Why good followership is the good leadership model for the future

Ai in the workplace is becoming ubiquitous. As a result, it is very quickly making everyone on the team an expert. I would encourage you to embrace it, not resent it. After all, you can’t know everything!

EQ (emotional intelligence) is what separates the great leaders from good leaders. “They must have the ability to create genuine connections and understand others’ feelings. They must bring people together, connect ideas, continually learn, and blend diverse perspectives. They need to understand when to step back, when to support others, and when to rely on someone else’s specialized knowledge.” Great football coaches know instinctively that coaching is tailored uniquely to the individual. Some need a shove, some need a shout, and some simply need to shut up and be left alone. 

Active listening

Nobody said this better and succinctly like Stephen Covey, “Seek first to understand, then be understood.”

Followers take in information without filtering it through ego, fear, or hierarchy. They don’t get defensive when new information is out of sync with their personal beliefs or ideas.

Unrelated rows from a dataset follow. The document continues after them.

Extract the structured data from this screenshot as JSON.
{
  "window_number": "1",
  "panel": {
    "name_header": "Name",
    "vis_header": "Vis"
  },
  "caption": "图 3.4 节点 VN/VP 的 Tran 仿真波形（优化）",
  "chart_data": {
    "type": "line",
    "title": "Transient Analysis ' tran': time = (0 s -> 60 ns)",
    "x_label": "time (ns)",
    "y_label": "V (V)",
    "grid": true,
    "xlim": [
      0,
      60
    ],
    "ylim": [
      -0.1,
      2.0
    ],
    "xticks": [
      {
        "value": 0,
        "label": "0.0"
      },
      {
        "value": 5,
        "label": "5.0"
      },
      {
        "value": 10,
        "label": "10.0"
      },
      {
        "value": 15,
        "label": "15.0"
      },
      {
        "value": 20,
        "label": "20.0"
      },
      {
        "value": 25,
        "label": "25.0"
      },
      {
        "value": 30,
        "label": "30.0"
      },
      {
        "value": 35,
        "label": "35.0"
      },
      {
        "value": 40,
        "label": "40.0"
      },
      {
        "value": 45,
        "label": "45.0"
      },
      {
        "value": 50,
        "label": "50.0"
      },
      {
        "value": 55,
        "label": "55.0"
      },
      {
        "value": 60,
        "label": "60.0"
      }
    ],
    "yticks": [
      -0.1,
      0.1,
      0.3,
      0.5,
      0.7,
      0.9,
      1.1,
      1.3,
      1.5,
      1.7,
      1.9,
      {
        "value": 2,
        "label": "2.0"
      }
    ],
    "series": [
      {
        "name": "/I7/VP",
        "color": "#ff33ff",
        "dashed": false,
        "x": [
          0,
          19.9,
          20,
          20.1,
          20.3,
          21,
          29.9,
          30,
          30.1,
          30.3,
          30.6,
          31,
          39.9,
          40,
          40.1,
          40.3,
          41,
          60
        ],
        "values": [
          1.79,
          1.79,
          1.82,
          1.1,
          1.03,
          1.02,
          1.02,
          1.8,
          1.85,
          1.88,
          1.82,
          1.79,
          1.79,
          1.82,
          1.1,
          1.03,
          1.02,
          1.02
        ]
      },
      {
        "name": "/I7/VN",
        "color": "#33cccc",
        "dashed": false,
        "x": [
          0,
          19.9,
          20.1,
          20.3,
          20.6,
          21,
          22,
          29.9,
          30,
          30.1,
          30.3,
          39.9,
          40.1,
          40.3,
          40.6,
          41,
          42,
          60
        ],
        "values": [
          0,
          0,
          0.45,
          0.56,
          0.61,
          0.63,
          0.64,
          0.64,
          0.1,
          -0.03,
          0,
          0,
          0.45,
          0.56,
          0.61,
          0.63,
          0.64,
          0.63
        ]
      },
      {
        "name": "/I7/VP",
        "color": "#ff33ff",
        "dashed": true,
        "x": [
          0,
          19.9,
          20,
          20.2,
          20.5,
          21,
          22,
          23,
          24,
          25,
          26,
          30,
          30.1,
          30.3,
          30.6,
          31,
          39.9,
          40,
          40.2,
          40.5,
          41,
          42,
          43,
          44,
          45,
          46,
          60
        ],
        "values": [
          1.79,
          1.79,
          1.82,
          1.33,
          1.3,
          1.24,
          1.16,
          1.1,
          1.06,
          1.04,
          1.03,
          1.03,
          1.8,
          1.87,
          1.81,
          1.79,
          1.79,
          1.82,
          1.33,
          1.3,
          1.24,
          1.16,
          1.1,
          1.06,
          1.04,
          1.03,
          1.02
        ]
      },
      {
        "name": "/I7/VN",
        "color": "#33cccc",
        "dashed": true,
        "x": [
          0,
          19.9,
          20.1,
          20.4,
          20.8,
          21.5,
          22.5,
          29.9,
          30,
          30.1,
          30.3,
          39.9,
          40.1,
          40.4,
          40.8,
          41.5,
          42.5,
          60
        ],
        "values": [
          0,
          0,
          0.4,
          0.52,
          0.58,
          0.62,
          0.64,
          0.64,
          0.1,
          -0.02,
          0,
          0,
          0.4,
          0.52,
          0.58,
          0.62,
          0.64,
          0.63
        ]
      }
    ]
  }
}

Prioritize purpose, not personal credit

Followers care more about team-based outcomes rather than individual accolades. 

“It is amazing what you can accomplish if you do not care who gets the credit.” (Harry S. Truman)

Reliable Execution

Followers are movers and shakers. Typically, they make things happen. They transform vision in a series of executable strategies that drive winning outcomes. Naturally, the same can be said of great leaders. 

Critical Dissent

“Competent followers challenge constructively. They ask questions, flag risks, and speak up when something is off, providing invaluable insights and intel on the organization, and helping things get better.”

Leaders’ who don’t resent pushback become a competitive advantage. It expands the organization’s intelligence beyond their own.”

Coachability

Followers are continuous learners. They learn to create and curate broader perspectives.

The best leaders are exemplary followers: people who actively listen, continuous learners, collaborators, question bravely, and adjust continually.

In closing

Because effective leaders follow so well, others willingly follow them.